Darren Aronofsky's master class was moderated by a TV presenter who asked terrible questions and had the leisure-class leer of a Third World dictator.

Last year, rumor had Prince Moulay Rachid, the King’s younger brother, personally request that Jessica Chastain sit next to him at his nine-course festival dinner; this year, his guest was Monica Bellucci, who was in town with Bahman Ghobadi’s “Rhino Season.” She plays the long-lost wife of the Kurdish-Iranian poet Saleh, a family friend of Ghobadi’s, who was imprisoned for nearly 30 years following the Iranian revolution.

A step up in budget for Ghobadi, whose “No One Knows About Persian Cats” was a hit on the festival circuit a few years ago, “Rhino Season” has an overly mannered style; the budget just for lens filters and post-production software may have been higher than all of “Persian Cats.” His style maintains some of the rough-hewn immediacy of his earlier films, but that feels mostly like mistakes seeping into a suddenly over-determined style.
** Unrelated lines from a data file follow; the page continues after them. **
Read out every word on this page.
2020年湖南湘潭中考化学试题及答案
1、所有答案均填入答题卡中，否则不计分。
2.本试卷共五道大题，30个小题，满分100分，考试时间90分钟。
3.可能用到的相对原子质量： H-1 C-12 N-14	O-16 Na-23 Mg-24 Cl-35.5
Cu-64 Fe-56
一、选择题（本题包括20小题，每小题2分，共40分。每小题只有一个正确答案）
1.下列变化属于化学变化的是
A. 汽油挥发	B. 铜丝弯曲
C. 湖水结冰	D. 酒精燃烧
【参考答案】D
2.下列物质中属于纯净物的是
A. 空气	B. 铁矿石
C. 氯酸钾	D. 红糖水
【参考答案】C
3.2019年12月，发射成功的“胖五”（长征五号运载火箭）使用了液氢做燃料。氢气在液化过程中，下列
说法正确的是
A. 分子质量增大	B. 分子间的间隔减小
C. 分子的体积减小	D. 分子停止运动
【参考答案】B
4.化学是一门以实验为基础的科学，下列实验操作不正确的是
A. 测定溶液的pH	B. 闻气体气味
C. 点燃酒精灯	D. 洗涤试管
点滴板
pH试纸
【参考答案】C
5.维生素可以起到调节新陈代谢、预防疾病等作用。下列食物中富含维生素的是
The film’s main problem, beyond its suffocating aesthetic, is it’s awfully low on tangible information concerning Saleh’s poetry and political persuasion. The context of the revolution is established with out-of-focus shots of revolutionary protest stock footage, superimposed with an ice-strewn tree branch that’s dripping water. It’s cheap and underwhelming, but given the dramatic import of the events, it also feels like the easy way out of dramatizing Saleh’s political stance. Was he in favor of the Shah? What about the content of his poems rankled the Islamists?